Harold Meyerson has a great Op-Ed piece for the Washington Post today:

Labor Day is almost upon us, and like some of my fellow graybeards, I can, if I concentrate, actually remember what it was that this holiday once celebrated. Something about America being the land of broadly shared prosperity. Something about America being the first nation in human history that had a middle-class majority, where parents had every reason to think their children would fare even better than they had.

The young may be understandably incredulous, but the Great Compression, as economists call it, was the single most important social fact in our country in the decades after World War II. From 1947 through 1973, American productivity rose by a whopping 104 percent, and median family income rose by the very same 104 percent. More Americans bought homes and new cars and sent their kids to college than ever before. In ways more difficult to quantify, the mass prosperity fostered a generosity of spirit: The civil rights revolution and the Marshall Plan both emanated from an America in which most people were imbued with a sense of economic security.

[...]

Ours is the age of the Great Upward Redistribution. The median hourly wage for Americans has declined by 2 percent since 2003, though productivity has been rising handsomely. Last year, according to figures released just yesterday by the Census Bureau, wages for men declined by 1.8 percent and for women by 1.3 percent.
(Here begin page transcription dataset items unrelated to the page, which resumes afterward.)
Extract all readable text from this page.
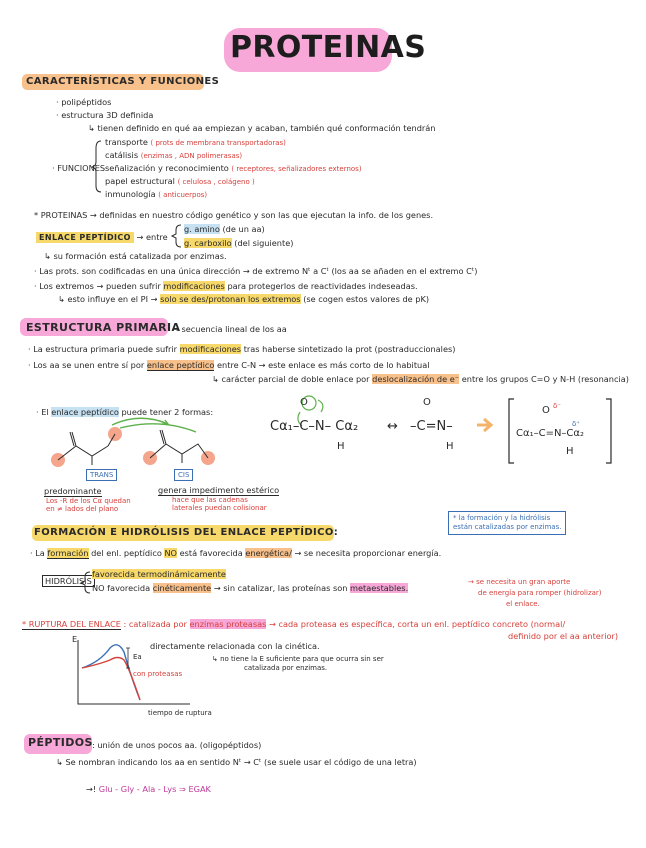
PROTEINAS
CARACTERÍSTICAS Y FUNCIONES
· polipéptidos
· estructura 3D definida
↳ tienen definido en qué aa empiezan y acaban, también qué conformación tendrán
· FUNCIONES
transporte ( prots de membrana transportadoras)
catálisis (enzimas , ADN polimerasas)
señalización y reconocimiento ( receptores, señalizadores externos)
papel estructural ( celulosa , colágeno )
inmunología ( anticuerpos)
* PROTEINAS → definidas en nuestro código genético y son las que ejecutan la info. de los genes.
ENLACE PEPTÍDICO → entre
g. amino (de un aa)
g. carboxilo (del siguiente)
↳ su formación está catalizada por enzimas.
· Las prots. son codificadas en una única dirección → de extremo Nᵗ a Cᵗ (los aa se añaden en el extremo Cᵗ)
· Los extremos → pueden sufrir modificaciones para protegerlos de reactividades indeseadas.
↳ esto influye en el PI → solo se des/protonan los extremos (se cogen estos valores de pK)
ESTRUCTURA PRIMARIA
→ secuencia lineal de los aa
· La estructura primaria puede sufrir modificaciones tras haberse sintetizado la prot (postraduccionales)
· Los aa se unen entre sí por enlace peptídico entre C-N → este enlace es más corto de lo habitual
↳ carácter parcial de doble enlace por deslocalización de e⁻ entre los grupos C=O y N-H (resonancia)
· El enlace peptídico puede tener 2 formas:
TRANS
predominante
Los -R de los Cα quedan
en ≠ lados del plano
CIS
genera impedimento estérico
hace que las cadenas
laterales puedan colisionar
O
Cα₁–C–N– Cα₂
H
↔
O
–C=N–
H
O δ⁻
δ⁺
Cα₁–C=N–Cα₂
H
FORMACIÓN E HIDRÓLISIS DEL ENLACE PEPTÍDICO:
* la formación y la hidrólisis
están catalizadas por enzimas.
· La formación del enl. peptídico NO está favorecida energética/ → se necesita proporcionar energía.
HIDRÓLISIS
favorecida termodinámicamente
NO favorecida cinéticamente → sin catalizar, las proteínas son metaestables.
→ se necesita un gran aporte
de energía para romper (hidrolizar)
el enlace.
* RUPTURA DEL ENLACE : catalizada por enzimas proteasas → cada proteasa es específica, corta un enl. peptídico concreto (normal/
definido por el aa anterior)
E
Ea
con proteasas
tiempo de ruptura
directamente relacionada con la cinética.
↳ no tiene la E suficiente para que ocurra sin ser
catalizada por enzimas.
PÉPTIDOS : unión de unos pocos aa. (oligopéptidos)
↳ Se nombran indicando los aa en sentido Nᵗ → Cᵗ (se suele usar el código de una letra)
→! Glu - Gly - Ala - Lys ⇒ EGAK
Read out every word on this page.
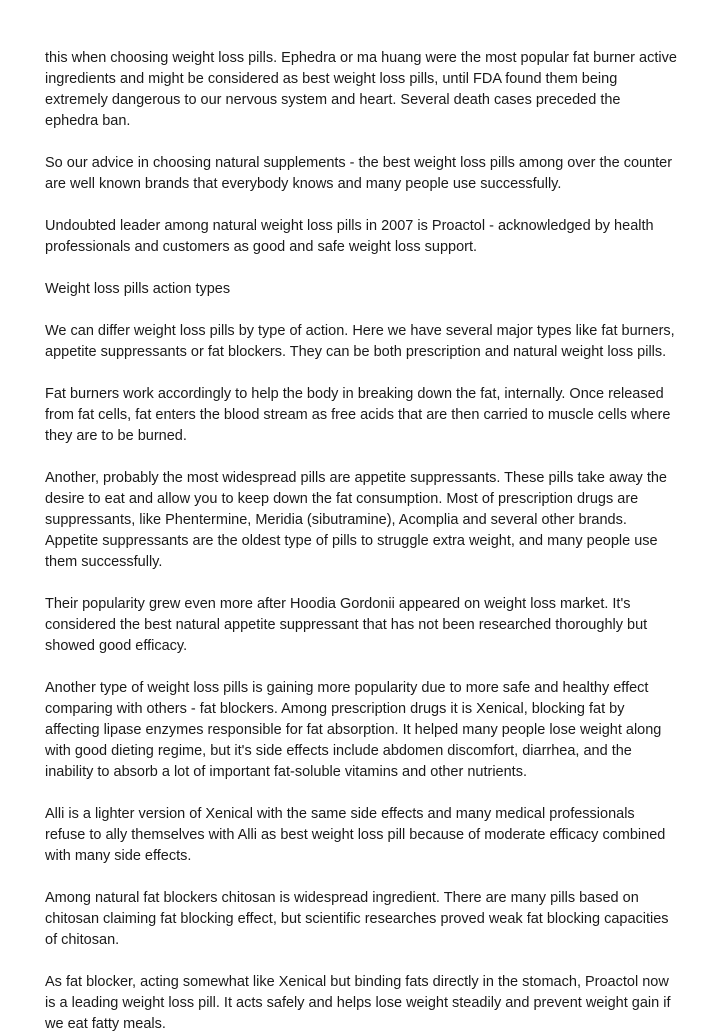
this when choosing weight loss pills. Ephedra or ma huang were the most popular fat burner active
ingredients and might be considered as best weight loss pills, until FDA found them being
extremely dangerous to our nervous system and heart. Several death cases preceded the
ephedra ban.

So our advice in choosing natural supplements - the best weight loss pills among over the counter
are well known brands that everybody knows and many people use successfully.

Undoubted leader among natural weight loss pills in 2007 is Proactol - acknowledged by health
professionals and customers as good and safe weight loss support.

Weight loss pills action types

We can differ weight loss pills by type of action. Here we have several major types like fat burners,
appetite suppressants or fat blockers. They can be both prescription and natural weight loss pills.

Fat burners work accordingly to help the body in breaking down the fat, internally. Once released
from fat cells, fat enters the blood stream as free acids that are then carried to muscle cells where
they are to be burned.

Another, probably the most widespread pills are appetite suppressants. These pills take away the
desire to eat and allow you to keep down the fat consumption. Most of prescription drugs are
suppressants, like Phentermine, Meridia (sibutramine), Acomplia and several other brands.
Appetite suppressants are the oldest type of pills to struggle extra weight, and many people use
them successfully.

Their popularity grew even more after Hoodia Gordonii appeared on weight loss market. It's
considered the best natural appetite suppressant that has not been researched thoroughly but
showed good efficacy.

Another type of weight loss pills is gaining more popularity due to more safe and healthy effect
comparing with others - fat blockers. Among prescription drugs it is Xenical, blocking fat by
affecting lipase enzymes responsible for fat absorption. It helped many people lose weight along
with good dieting regime, but it's side effects include abdomen discomfort, diarrhea, and the
inability to absorb a lot of important fat-soluble vitamins and other nutrients.

Alli is a lighter version of Xenical with the same side effects and many medical professionals
refuse to ally themselves with Alli as best weight loss pill because of moderate efficacy combined
with many side effects.

Among natural fat blockers chitosan is widespread ingredient. There are many pills based on
chitosan claiming fat blocking effect, but scientific researches proved weak fat blocking capacities
of chitosan.

As fat blocker, acting somewhat like Xenical but binding fats directly in the stomach, Proactol now
is a leading weight loss pill. It acts safely and helps lose weight steadily and prevent weight gain if
we eat fatty meals.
As a remarkable story by Steven Greenhouse and David Leonhardt in Monday's New York Times makes abundantly clear, wages and salaries now make up the lowest share of gross domestic product since 1947, when the government began measuring such things. Corporate profits, by contrast, have risen to their highest share of the GDP since the mid-'60s -- a gain that has come chiefly at the expense of American workers.
Go read the whole thing, it's very good.

I can from a union family. I am unabashedly pro-union. That's one of the reasons I haven't shopped at a Wal*Mart since 2003.

Mr. Meyerson points out an interesting fact about Wal-Mart in his piece: "Of Wal-Mart's 10 top suppliers in 1994, four have filed bankruptcies." Think about that. Due to their own policies, Wal*Mart forces 40% of its suppliers out of business. I grew up near Hershey Pennsylvania, home of Hershey Chocolate. I remember a story that got some play locally explaining that Hershey had to make some change to satisfy Wal-Mart's demands because Wal*Mart made up 40% of Hershey's distribution or some such thing. Hershey didn't want to do it, but they had no choice. No business can absorb having almost half of its distribution disappear overnight.

I don't want to let this post turn into an anti-Wal*Mart screed, so I'll move on.

When Bush came to power, there were analysts who said that movement Conservatives were going to work to undo the '60s and move America back into the 'good old days' of the oh-so idealized 1950s. Evidently, they weren't generous enough in scope. It seems that Conservative's real goal is the 1920s.

Unbridled capitalism, efforts to constitutionally ban things that certain religious groups find offensive (gay marriage is the new Demon Rum) and the exploitation of workers by a elite ruling class that holds a vast majority of the nation's wealth and resources.

We know Bush and his cronies aren't big on history, but I am. Will Bushtowns be the new Hoovervilles?